Absolutely, there is easily a majority of historical scholars that believe the Gospel accounts are accurate and trustworthy historical documents.

You show me one historian who believes Luke's account of the Census of Quirinius over the corroborated evidence or Matthew's account of the Massacre of the Innocents despite there being absolutely no other evidence, and I'll show you a lying apologist.

Of course there are those on the lunatic fringe who will deny anything, even the Halocaust [sic], that doesn't meet their agendas. To which group do you belong?

I'll assume that you have newsreels of Jesus' execution, thousands of eyewitness accounts, mountains of physical evidence, corroborating testimony...

Oh, wait, you don't.

If what I've given you isn't enough, then your unbelief is nothing more than an act of the will.

::sigh::

This old argument?

"I've given you no proof whatsoever, and if you disbelieve it, you are doing so on purpose!"

I have as much "proof" concerning the existence of UFOs and Bigfoot, and that 9/11 was perpetrated by the government. Do you also believe in those things?

Dana Glatt said...

There is no evidence that Jesus even existed, let alone was tortured and died on a cross.

You're quoting a man who's only source of information was "eye-witness" accounts and what he knows of "Jewish/Roman interaction". Unless he had a time machine, his source is the Bible, which is not a valid source at all.

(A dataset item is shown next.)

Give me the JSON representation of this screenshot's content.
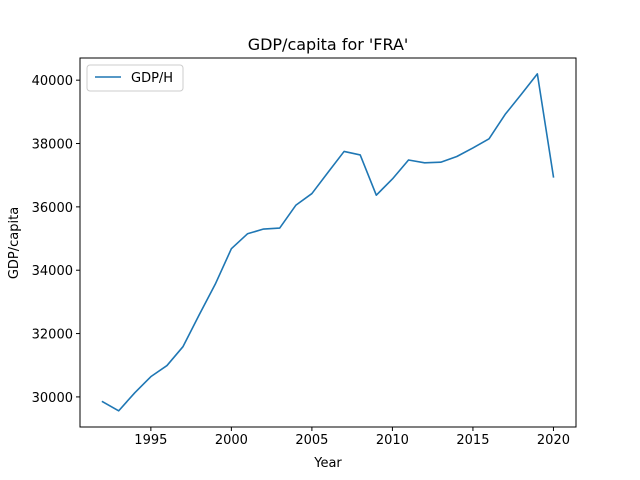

If you can find any writings outside of the bible that deal with Jesus, that are dated at the same time Jesus existed, then I might believe that Jesus existed as a man. As it stands, the only writings of Jesus were written many, many years after his alleged death. You'd think with all his miracles, someone would have written about him quite a bit, while he was alive.

And besides, Jesus' story isn't exactly unique. There were many gods before Jesus that had the exact same "born of a virgin, performed miracles, crucified, resurrected three days later" story.

Thesauros said...

"There were many gods before Jesus that had the exact same "born of a virgin, performed miracles, crucified, resurrected three days later" story."

Who? Give me the citations

Còmhradh said...

"There were many gods before Jesus that had the exact same "born of a virgin, performed miracles, crucified, resurrected three days later" story."

Who? Give me the citations


How about Mithras for starters?

Thesauros said...

“How about Mithras for starters?”

Mithras! He didn’t rise from the dead ya goof. He was cut up into fourteen pieces. His sister put him back together with all but one piece and he spent the rest of his time walking around the underworld as a thirteen piece zombie. Good grief man, that’s pitiful. You can try again but none of the others are any better.

Còmhradh said...

Mithras! He didn’t rise from the dead ya goof. He was cut up into fourteen pieces. His sister put him back together with all but one piece and he spent the rest of his time walking around the underworld as a thirteen piece zombie.

According to your particular brand of mythology. Mythologies changed time and again to suit the needs of the people, just as yours has. Prior to 325, there wasn't even a Bible. It was just a collection of works, a vast number of which didn't make the final cut. Since then, your mythology has changed and adapted for the times. Heck, your concept of the Rapture didn't even exist until the 1800s. On that point, and hundreds of others, large ecumenical debates hinge throughout the disparate parts that make up your "2 billion strong" religion.

So don't go arguing one point of someone else's mythology when you're hawking one that even confessed believers can't agree on.